The researchers discovered that HIV induces expression of the COX-2/prostaglandin E2 (PGE2) inflammatory pathway in cervical tissue samples from Haitian women who were infected with HIV. The findings tie two known facts together: that HIV causes chronic inflammation; and that PGE2, which is elevated during inflammation, is linked to cancer development in a number of tumor types, including cervical cancer.
The fact that HIV ramps up production of PGE2 in cervical tissue was not known before this study, the researchers say.
This may help explain why HIV-positive women are five times more likely to develop invasive cervical cancer than HIV-negative women. It also suggests that inhibitors of the COX-2 molecule (which contributes to the production of PGE2) might break the link between HIV and cervical cancer.
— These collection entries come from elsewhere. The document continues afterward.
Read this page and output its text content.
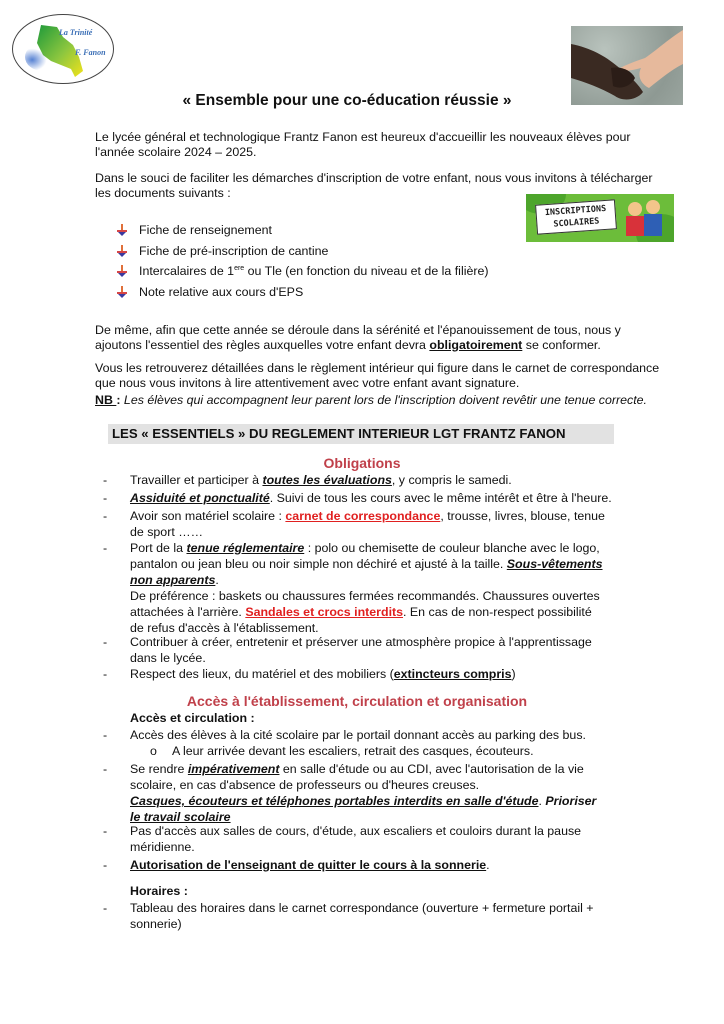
La Trinité
F. Fanon
« Ensemble pour une co-éducation réussie »
Le lycée général et technologique Frantz Fanon est heureux d'accueillir les nouveaux élèves pour
l'année scolaire 2024 – 2025.
Dans le souci de faciliter les démarches d'inscription de votre enfant, nous vous invitons à télécharger
les documents suivants :
INSCRIPTIONS
SCOLAIRES
Fiche de renseignement
Fiche de pré-inscription de cantine
Intercalaires de 1ere ou Tle (en fonction du niveau et de la filière)
Note relative aux cours d'EPS
De même, afin que cette année se déroule dans la sérénité et l'épanouissement de tous, nous y
ajoutons l'essentiel des règles auxquelles votre enfant devra obligatoirement se conformer.
Vous les retrouverez détaillées dans le règlement intérieur qui figure dans le carnet de correspondance
que nous vous invitons à lire attentivement avec votre enfant avant signature.
NB : Les élèves qui accompagnent leur parent lors de l'inscription doivent revêtir une tenue correcte.
LES « ESSENTIELS » DU REGLEMENT INTERIEUR LGT FRANTZ FANON
Obligations
- Travailler et participer à toutes les évaluations, y compris le samedi.
- Assiduité et ponctualité. Suivi de tous les cours avec le même intérêt et être à l'heure.
- Avoir son matériel scolaire : carnet de correspondance, trousse, livres, blouse, tenue
de sport ……
- Port de la tenue réglementaire : polo ou chemisette de couleur blanche avec le logo,
pantalon ou jean bleu ou noir simple non déchiré et ajusté à la taille. Sous-vêtements
non apparents.
De préférence : baskets ou chaussures fermées recommandés. Chaussures ouvertes
attachées à l'arrière. Sandales et crocs interdits. En cas de non-respect possibilité
de refus d'accès à l'établissement.
- Contribuer à créer, entretenir et préserver une atmosphère propice à l'apprentissage
dans le lycée.
- Respect des lieux, du matériel et des mobiliers (extincteurs compris)
Accès à l'établissement, circulation et organisation
Accès et circulation :
- Accès des élèves à la cité scolaire par le portail donnant accès au parking des bus.
o A leur arrivée devant les escaliers, retrait des casques, écouteurs.
- Se rendre impérativement en salle d'étude ou au CDI, avec l'autorisation de la vie
scolaire, en cas d'absence de professeurs ou d'heures creuses.
Casques, écouteurs et téléphones portables interdits en salle d'étude. Prioriser
le travail scolaire
- Pas d'accès aux salles de cours, d'étude, aux escaliers et couloirs durant la pause
méridienne.
- Autorisation de l'enseignant de quitter le cours à la sonnerie.
Horaires :
- Tableau des horaires dans le carnet correspondance (ouverture + fermeture portail +
sonnerie)
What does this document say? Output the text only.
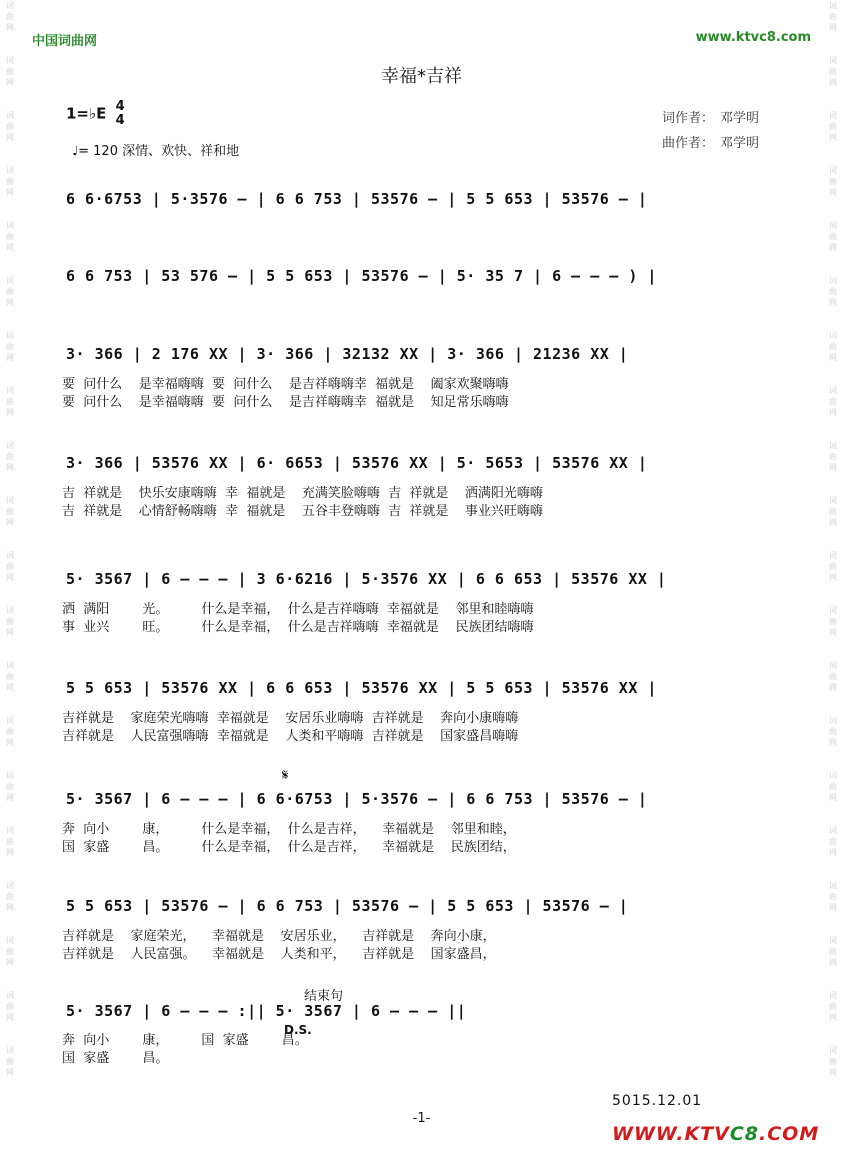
词
曲
网

词
曲
网

词
曲
网

词
曲
网

词
曲
网

词
曲
网

词
曲
网

词
曲
网

词
曲
网

词
曲
网

词
曲
网

词
曲
网

词
曲
网

词
曲
网

词
曲
网

词
曲
网

词
曲
网

词
曲
网

词
曲
网

词
曲
网
词
曲
网

词
曲
网

词
曲
网

词
曲
网

词
曲
网

词
曲
网

词
曲
网

词
曲
网

词
曲
网

词
曲
网

词
曲
网

词
曲
网

词
曲
网

词
曲
网

词
曲
网

词
曲
网

词
曲
网

词
曲
网

词
曲
网

词
曲
网
中国词曲网	www.ktvc8.com
幸福*吉祥
1=♭E 4
4
♩= 120 深情、欢快、祥和地
词作者： 邓学明
曲作者： 邓学明
6 6·6753 | 5·3576 – | 6 6 753 | 53576 – | 5 5 653 | 53576 – |
6 6 753 | 53 576 – | 5 5 653 | 53576 – | 5· 35 7 | 6 – – – ) |
3· 366 | 2 176 XX | 3· 366 | 32132 XX | 3· 366 | 21236 XX |
要  问什么    是幸福嗨嗨  要  问什么    是吉祥嗨嗨幸  福就是    阖家欢聚嗨嗨
要  问什么    是幸福嗨嗨  要  问什么    是吉祥嗨嗨幸  福就是    知足常乐嗨嗨
3· 366 | 53576 XX | 6· 6653 | 53576 XX | 5· 5653 | 53576 XX |
吉  祥就是    快乐安康嗨嗨  幸  福就是    充满笑脸嗨嗨  吉  祥就是    洒满阳光嗨嗨
吉  祥就是    心情舒畅嗨嗨  幸  福就是    五谷丰登嗨嗨  吉  祥就是    事业兴旺嗨嗨
5· 3567 | 6 – – – | 3 6·6216 | 5·3576 XX | 6 6 653 | 53576 XX |
洒  满阳        光。        什么是幸福，  什么是吉祥嗨嗨  幸福就是    邻里和睦嗨嗨
事  业兴        旺。        什么是幸福，  什么是吉祥嗨嗨  幸福就是    民族团结嗨嗨
5 5 653 | 53576 XX | 6 6 653 | 53576 XX | 5 5 653 | 53576 XX |
吉祥就是    家庭荣光嗨嗨  幸福就是    安居乐业嗨嗨  吉祥就是    奔向小康嗨嗨
吉祥就是    人民富强嗨嗨  幸福就是    人类和平嗨嗨  吉祥就是    国家盛昌嗨嗨
𝄋
5· 3567 | 6 – – – | 6 6·6753 | 5·3576 – | 6 6 753 | 53576 – |
奔  向小        康，        什么是幸福，  什么是吉祥，    幸福就是    邻里和睦，
国  家盛        昌。        什么是幸福，  什么是吉祥，    幸福就是    民族团结，
5 5 653 | 53576 – | 6 6 753 | 53576 – | 5 5 653 | 53576 – |
吉祥就是    家庭荣光，    幸福就是    安居乐业，    吉祥就是    奔向小康，
吉祥就是    人民富强。    幸福就是    人类和平，    吉祥就是    国家盛昌，
结束句
5· 3567 | 6 – – – :|| 5· 3567 | 6 – – – ||
D.S.
奔  向小        康，        国  家盛        昌。
国  家盛        昌。
5015.12.01
-1-
WWW.KTVC8.COM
Aspirin is one of the cheapest and most effective COX inhibitors.
"The findings in this study provide new insights into the link between viral infection and inflammation, two known drivers of cancer development," says senior author Dr. Andrew Dannenberg, director of the Weill Cornell Cancer Center at NewYork-Presbyterian/Weill Cornell and the Henry R. Erle, M.D.-Roberts Family Professor of Medicine at Weill Cornell Medical College.
"Future studies will be needed to determine whether aspirin-like agents, known inhibitors of prostaglandin production, can reduce the risk of cervical cancer in this high-risk population," he adds.
The researchers examined levels of COX-2 and PGE-M (a stable metabolite of PGE2) in three groups of women and found increased levels of both molecules in 13 women who were co-infected with HIV and HPV. COX-2 and PGE-M were also elevated in 18 HIV-infected women with a negative HPV test and lowest in 17 HIV-negative women who also were not infected with HPV.
The findings thus demonstrate that HIV infection is associated with increased cervical COX-2 and elevated systemic PGE2 levels, says Dr. Fitzgerald. Co-infection with HPV adds to the cervical cancer risk. Future studies will seek to define the population of women that may benefit from daily use of aspirin or related inhibitors.
Dr. Fitzgerald, along with GHESKIO physician and study co-author Dr. Cynthia Riviere, initiated the clinical research program to care for and prevent cervical cancer in HIV-positive women in Haiti after they began noticing an increasing report of cases.
"The goal is to give patients in Haiti the same standard of treatment found in any cancer center," says Dr. Jeremie Arash Rafii Tabrizi, assistant professor of genetic medicine at Weill Cornell Medical College in Qatar who has treated women at the GHESKIO clinic. "We are focusing on procedures that will allow for a reduction of morbidity -- as this is a major concern in this population -- as well as a reduction of risk of recurrence."